Many Americans are living longer, this spawns turbulent moments as older citizens confront physical ailments, cognitive issues, and ultimately, mortality. Then there are all the people who have to take care of this aging population.
In her novel “One More Day” Diane Chiddister takes us inside Grace Woods Care Center where we observe how some fictional elderly are dealing with end of life issues and how some of their caretakers are handling that responsibility.
The story is told from the alternating points of view of four central characters; two staff members at the care center and two residents at that facility. Most of the action takes place within the walls of this cozy little place.

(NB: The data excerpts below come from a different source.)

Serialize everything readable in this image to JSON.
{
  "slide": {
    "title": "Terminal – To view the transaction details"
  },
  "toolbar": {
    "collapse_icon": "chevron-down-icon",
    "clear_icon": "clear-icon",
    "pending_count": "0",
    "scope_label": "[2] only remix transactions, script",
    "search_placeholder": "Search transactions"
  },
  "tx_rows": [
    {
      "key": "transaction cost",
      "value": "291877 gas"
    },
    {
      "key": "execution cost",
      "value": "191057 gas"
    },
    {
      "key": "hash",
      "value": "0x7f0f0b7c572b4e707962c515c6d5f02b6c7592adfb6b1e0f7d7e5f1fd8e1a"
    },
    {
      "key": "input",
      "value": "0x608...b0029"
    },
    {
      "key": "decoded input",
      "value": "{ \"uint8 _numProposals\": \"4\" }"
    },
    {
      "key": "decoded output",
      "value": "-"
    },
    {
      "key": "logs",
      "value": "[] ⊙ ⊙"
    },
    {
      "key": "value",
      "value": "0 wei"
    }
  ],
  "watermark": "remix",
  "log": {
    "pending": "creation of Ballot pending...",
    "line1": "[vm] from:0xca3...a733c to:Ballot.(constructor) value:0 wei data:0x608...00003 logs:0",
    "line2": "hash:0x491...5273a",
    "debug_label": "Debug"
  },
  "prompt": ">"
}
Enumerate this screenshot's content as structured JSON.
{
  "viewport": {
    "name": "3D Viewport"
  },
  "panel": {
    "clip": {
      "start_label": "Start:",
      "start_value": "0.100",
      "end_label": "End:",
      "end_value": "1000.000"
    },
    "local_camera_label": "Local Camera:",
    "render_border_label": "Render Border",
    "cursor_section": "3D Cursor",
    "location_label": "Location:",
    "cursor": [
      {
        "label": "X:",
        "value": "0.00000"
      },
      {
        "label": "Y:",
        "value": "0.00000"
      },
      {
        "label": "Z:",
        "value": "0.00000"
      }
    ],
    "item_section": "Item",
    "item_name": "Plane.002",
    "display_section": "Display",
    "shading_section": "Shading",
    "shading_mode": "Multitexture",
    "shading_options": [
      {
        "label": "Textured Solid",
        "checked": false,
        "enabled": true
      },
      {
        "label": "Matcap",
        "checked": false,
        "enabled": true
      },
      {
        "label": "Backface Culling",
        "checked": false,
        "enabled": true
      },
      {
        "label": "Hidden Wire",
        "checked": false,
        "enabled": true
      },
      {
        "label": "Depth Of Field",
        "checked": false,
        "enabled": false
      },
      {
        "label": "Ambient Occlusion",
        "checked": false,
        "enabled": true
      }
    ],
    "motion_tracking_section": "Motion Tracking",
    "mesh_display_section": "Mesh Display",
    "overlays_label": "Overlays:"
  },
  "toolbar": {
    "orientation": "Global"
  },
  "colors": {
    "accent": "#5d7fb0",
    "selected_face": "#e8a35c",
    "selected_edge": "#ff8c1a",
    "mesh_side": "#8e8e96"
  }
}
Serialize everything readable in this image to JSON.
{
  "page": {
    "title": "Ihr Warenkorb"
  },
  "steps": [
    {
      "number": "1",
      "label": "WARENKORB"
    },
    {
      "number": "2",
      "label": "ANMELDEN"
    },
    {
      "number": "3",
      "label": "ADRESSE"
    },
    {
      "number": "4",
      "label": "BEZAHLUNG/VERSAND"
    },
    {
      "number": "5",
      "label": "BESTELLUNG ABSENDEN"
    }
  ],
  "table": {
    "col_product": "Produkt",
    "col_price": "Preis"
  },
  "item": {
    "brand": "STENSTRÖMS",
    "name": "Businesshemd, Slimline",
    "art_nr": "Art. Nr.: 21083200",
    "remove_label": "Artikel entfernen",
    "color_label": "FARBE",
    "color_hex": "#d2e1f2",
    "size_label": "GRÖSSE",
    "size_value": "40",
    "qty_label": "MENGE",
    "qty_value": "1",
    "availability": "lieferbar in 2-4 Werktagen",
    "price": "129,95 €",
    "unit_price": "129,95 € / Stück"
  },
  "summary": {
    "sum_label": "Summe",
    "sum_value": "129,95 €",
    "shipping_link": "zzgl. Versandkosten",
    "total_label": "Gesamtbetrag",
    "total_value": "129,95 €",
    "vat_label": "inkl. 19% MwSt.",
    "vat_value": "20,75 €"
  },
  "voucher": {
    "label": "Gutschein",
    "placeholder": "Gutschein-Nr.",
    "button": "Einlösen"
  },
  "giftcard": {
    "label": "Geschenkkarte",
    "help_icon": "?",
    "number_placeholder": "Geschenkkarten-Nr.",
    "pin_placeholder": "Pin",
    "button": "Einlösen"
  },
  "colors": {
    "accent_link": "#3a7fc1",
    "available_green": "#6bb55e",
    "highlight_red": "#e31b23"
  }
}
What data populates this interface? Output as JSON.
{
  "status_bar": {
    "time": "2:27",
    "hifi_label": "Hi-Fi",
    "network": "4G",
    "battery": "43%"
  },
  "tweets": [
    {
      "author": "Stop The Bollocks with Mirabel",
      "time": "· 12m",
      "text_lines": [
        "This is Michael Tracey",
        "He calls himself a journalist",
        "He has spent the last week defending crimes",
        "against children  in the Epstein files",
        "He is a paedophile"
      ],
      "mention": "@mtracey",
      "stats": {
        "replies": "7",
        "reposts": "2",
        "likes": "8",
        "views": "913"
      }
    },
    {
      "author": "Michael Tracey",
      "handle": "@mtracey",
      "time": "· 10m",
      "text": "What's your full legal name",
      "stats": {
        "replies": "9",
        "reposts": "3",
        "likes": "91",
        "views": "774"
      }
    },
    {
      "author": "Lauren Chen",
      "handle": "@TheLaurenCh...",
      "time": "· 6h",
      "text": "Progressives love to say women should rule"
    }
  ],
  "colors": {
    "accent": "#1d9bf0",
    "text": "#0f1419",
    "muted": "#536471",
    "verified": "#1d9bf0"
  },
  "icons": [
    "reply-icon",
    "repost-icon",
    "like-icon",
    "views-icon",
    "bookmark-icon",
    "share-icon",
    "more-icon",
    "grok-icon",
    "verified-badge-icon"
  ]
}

Beth is the person who has been in charge. She’s empathetic,
dedicated to her job and the residents within her care. She’s proud of the level of service this fairly small enterprise has been providing for the elderly residents entrusted to their care.

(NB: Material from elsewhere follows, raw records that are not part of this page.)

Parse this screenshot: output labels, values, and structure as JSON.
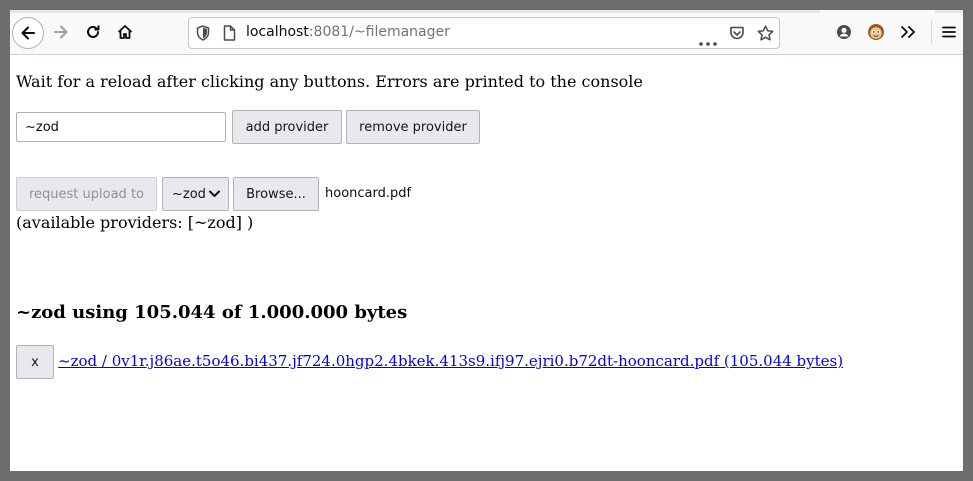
{
  "browser": {
    "url_host": "localhost",
    "url_path": ":8081/~filemanager"
  },
  "page": {
    "instructions": "Wait for a reload after clicking any buttons. Errors are printed to the console",
    "provider_input_value": "~zod",
    "add_provider_label": "add provider",
    "remove_provider_label": "remove provider",
    "request_upload_label": "request upload to",
    "provider_select_value": "~zod",
    "browse_label": "Browse...",
    "selected_file": "hooncard.pdf",
    "available_providers": "(available providers: [~zod] )",
    "usage_heading": "~zod using 105.044 of 1.000.000 bytes",
    "files": [
      {
        "delete_label": "x",
        "link_text": "~zod / 0v1r.j86ae.t5o46.bi437.jf724.0hgp2.4bkek.413s9.ifj97.ejri0.b72dt-hooncard.pdf (105.044 bytes)"
      }
    ]
  },
  "colors": {
    "link": "#0000ee",
    "toolbar_bg": "#f9f9fa",
    "outer_frame": "#6d6d6d"
  },
  "icons": [
    "back-arrow-icon",
    "forward-arrow-icon",
    "reload-icon",
    "home-icon",
    "shield-icon",
    "page-icon",
    "more-dots-icon",
    "pocket-icon",
    "bookmark-star-icon",
    "account-icon",
    "extension-monkey-icon",
    "overflow-chevrons-icon",
    "hamburger-menu-icon",
    "dropdown-chevron-icon"
  ]
}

Sally is 42 and has been working as a nursing assistant at Grace Woods since she was 17. She’s completely devoted and lavishes affection on the residents. Like Beth, her work is her life. There’s really not much going on for either of them outside of it.
Lillian is lost. She has dementia. The facility isn’t really set up to handle her cognitive issues. She wanders the halls. She just wants to find her home. She knows this place isn’t it. Lillian is quite quick-she keeps escaping to wander the streets vainly searching for her house and family.
Thomas is a retired professor. He has a brilliant mind. Sally, his caretaker, is fond of him. He’s nearing the end. Chiddister’s title, “One More Day,” becomes his mantra. That’s all he wants. As he enters hospice care he is reunited with his estranged daughter.
The author steadily builds tension; the facility is being sold to a large operation, they will expand it. The new boss is not appreciative of Beth’s legacy. Lillian’s escapes are another cause for growing friction and liability. Thankfully, Liliian also renders bittersweet comic relief.
Sally falls in love with a colleague. Her self doubt is the main obstacle for her happiness. Meanwhile Thomas bids a poignantly gentle farewell: “in her mind, Sally sees Thomas rising up from the bed again. He seems to be soaring, up, up, into the sky. He’s moving away from the world.”
“One More Day” brims with emotion as characters face life issues: love, lack of love, the desire for a home, feeling passion for a job, losing a job, and finally, bidding goodbye to a life.
This book marks the fiction debut for Chiddister, a long-time journalist and former editor of the Yellow Springs News.